Why Orlando is being ranked worst nationwide for housing availability and renter affordability pressures

A “worst in the nation” label tied to affordability, not overall housing supply
Orlando’s housing crunch has recently been framed as the worst in the United States, a characterization that stems from how national research measures “shortage.” In these rankings, the deficit is typically calculated as the gap between the number of low-cost homes available and the number of households that need them, rather than a simple count of total homes or apartments.
The Orlando-Kissimmee-Sanford region has repeatedly appeared near the bottom of national affordability tables because of severe constraints on rental options priced for the lowest-income residents. Separate research efforts using different methods have arrived at similar conclusions: the area’s affordability problems are especially concentrated among renters who spend a large share of their income on housing.
What the data shows: the deepest deficits are for the lowest-income renters
Florida housing researchers have reported large shortfalls in units affordable to households earning at or below 80% of area median income across Central Florida. In one widely cited estimate, the number of lower-income households outpaces the number of affordable units by more than 100,000, reflecting a sustained mismatch between earnings and rents.

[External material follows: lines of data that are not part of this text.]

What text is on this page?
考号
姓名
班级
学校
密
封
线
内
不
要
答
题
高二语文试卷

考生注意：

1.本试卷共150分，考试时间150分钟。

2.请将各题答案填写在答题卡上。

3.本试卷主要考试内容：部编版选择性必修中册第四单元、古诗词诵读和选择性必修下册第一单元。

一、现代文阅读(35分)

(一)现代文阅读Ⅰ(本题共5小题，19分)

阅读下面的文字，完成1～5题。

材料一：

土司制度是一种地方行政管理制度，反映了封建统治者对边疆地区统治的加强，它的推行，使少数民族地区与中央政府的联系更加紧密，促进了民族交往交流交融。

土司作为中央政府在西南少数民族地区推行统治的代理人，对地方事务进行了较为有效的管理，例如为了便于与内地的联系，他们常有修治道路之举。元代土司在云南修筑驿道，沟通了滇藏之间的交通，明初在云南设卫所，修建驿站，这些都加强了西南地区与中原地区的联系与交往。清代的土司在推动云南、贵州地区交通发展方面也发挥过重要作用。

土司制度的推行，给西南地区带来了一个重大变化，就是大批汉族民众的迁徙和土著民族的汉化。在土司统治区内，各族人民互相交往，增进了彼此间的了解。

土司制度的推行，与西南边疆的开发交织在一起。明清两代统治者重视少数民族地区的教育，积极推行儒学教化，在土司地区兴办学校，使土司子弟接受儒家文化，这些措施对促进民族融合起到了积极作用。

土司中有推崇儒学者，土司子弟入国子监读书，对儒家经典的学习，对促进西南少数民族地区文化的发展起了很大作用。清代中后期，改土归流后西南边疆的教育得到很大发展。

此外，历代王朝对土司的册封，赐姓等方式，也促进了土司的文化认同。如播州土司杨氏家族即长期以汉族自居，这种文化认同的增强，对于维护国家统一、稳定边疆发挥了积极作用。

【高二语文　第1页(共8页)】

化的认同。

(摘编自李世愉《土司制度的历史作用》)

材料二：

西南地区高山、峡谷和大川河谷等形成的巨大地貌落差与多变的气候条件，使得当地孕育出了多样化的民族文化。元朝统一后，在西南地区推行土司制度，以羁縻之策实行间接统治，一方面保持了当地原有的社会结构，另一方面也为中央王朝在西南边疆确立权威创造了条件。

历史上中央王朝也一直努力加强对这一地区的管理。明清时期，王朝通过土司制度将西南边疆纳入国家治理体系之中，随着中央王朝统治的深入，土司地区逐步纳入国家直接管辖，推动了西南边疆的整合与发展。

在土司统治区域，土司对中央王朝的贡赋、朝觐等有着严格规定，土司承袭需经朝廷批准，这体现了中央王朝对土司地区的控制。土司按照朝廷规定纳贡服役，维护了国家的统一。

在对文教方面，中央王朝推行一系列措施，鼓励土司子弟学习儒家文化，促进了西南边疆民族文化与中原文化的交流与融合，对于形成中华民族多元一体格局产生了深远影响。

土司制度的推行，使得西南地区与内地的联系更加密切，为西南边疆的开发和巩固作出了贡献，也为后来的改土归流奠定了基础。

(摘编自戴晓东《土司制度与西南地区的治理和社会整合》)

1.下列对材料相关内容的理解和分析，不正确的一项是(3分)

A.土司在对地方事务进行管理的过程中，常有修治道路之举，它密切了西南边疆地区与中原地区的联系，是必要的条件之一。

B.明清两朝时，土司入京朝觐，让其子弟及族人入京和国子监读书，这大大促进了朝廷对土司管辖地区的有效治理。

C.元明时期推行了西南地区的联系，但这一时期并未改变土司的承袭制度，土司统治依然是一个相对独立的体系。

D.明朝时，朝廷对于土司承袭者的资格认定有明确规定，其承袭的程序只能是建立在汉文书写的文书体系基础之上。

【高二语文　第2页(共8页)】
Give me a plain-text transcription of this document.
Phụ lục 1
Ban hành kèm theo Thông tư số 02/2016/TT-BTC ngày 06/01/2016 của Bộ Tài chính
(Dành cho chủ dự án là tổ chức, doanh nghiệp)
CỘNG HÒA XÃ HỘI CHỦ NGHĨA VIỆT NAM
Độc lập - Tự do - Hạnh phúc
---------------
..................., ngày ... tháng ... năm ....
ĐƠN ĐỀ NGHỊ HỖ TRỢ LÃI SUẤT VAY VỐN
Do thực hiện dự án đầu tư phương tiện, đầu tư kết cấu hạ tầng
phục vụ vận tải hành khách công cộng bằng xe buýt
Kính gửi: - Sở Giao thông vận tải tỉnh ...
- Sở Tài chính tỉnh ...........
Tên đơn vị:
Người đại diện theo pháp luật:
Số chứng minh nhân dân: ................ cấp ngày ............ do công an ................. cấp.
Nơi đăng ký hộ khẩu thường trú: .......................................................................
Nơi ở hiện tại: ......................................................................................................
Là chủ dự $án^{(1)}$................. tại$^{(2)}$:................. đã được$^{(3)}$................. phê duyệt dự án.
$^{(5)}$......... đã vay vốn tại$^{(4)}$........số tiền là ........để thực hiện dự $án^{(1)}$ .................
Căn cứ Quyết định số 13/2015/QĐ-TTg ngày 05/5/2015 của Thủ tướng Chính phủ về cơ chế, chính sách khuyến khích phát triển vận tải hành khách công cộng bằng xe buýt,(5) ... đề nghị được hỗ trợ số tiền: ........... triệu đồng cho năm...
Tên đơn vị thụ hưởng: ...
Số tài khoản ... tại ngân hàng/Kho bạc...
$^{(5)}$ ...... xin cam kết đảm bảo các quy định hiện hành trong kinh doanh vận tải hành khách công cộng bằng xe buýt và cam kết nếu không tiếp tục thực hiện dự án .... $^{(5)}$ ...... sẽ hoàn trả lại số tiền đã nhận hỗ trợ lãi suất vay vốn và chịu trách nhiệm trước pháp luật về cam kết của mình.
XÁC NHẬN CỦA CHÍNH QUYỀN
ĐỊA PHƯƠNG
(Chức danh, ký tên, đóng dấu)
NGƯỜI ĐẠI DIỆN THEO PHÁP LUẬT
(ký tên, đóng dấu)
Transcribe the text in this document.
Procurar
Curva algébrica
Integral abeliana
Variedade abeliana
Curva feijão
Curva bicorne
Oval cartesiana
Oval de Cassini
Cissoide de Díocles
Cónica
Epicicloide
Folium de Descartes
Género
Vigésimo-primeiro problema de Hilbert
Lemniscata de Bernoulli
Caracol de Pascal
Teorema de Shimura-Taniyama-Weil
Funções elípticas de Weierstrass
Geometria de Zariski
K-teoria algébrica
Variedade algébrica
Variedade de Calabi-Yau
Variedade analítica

Other national analyses focus on “severely cost-burdened” renters—households paying more than half of their income toward housing. Under that lens, Orlando has been singled out as one of the most strained markets in the country because rent levels and other housing costs have risen faster than many residents’ ability to pay.
Local growth dynamics: population outpacing housing additions inside the city
City of Orlando planning figures show population growth outpacing the expansion of housing stock in recent years. The city has cited a gap created by faster population gains than new housing supply, translating into an estimated shortage of several thousand units within city limits over a 2020–2024 period.
That imbalance can intensify competition for available units, particularly when the newly delivered supply is concentrated in higher-rent segments or when financing conditions and construction costs limit the pace of projects aimed at lower rents.
Policy response: zoning, approvals, incentives, and production targets
Orlando’s housing strategy has emphasized changes to land-use rules, faster approvals, and financial incentives intended to widen the development pipeline and encourage a broader mix of unit types and price points. Local leaders have described the effort as a citywide initiative designed to add housing across income levels, including options intended to be attainable for workforce households.
- Affordability rankings often measure the availability of units affordable at specific income levels, not vacancy or total inventory alone.
- Central Florida’s largest deficits are concentrated among renters below moderate-income thresholds.
- City policy has prioritized regulatory changes and incentives aimed at accelerating production and diversifying supply.
In national “shortage” rankings, Orlando’s worst-in-the-country label is most strongly linked to the limited supply of homes affordable to the lowest-income renters.
Even as new construction continues, the metrics driving “worst in the nation” claims indicate that Orlando’s central challenge is not simply building more housing, but expanding the share of units that are affordable and actually available to the residents most priced out of today’s market.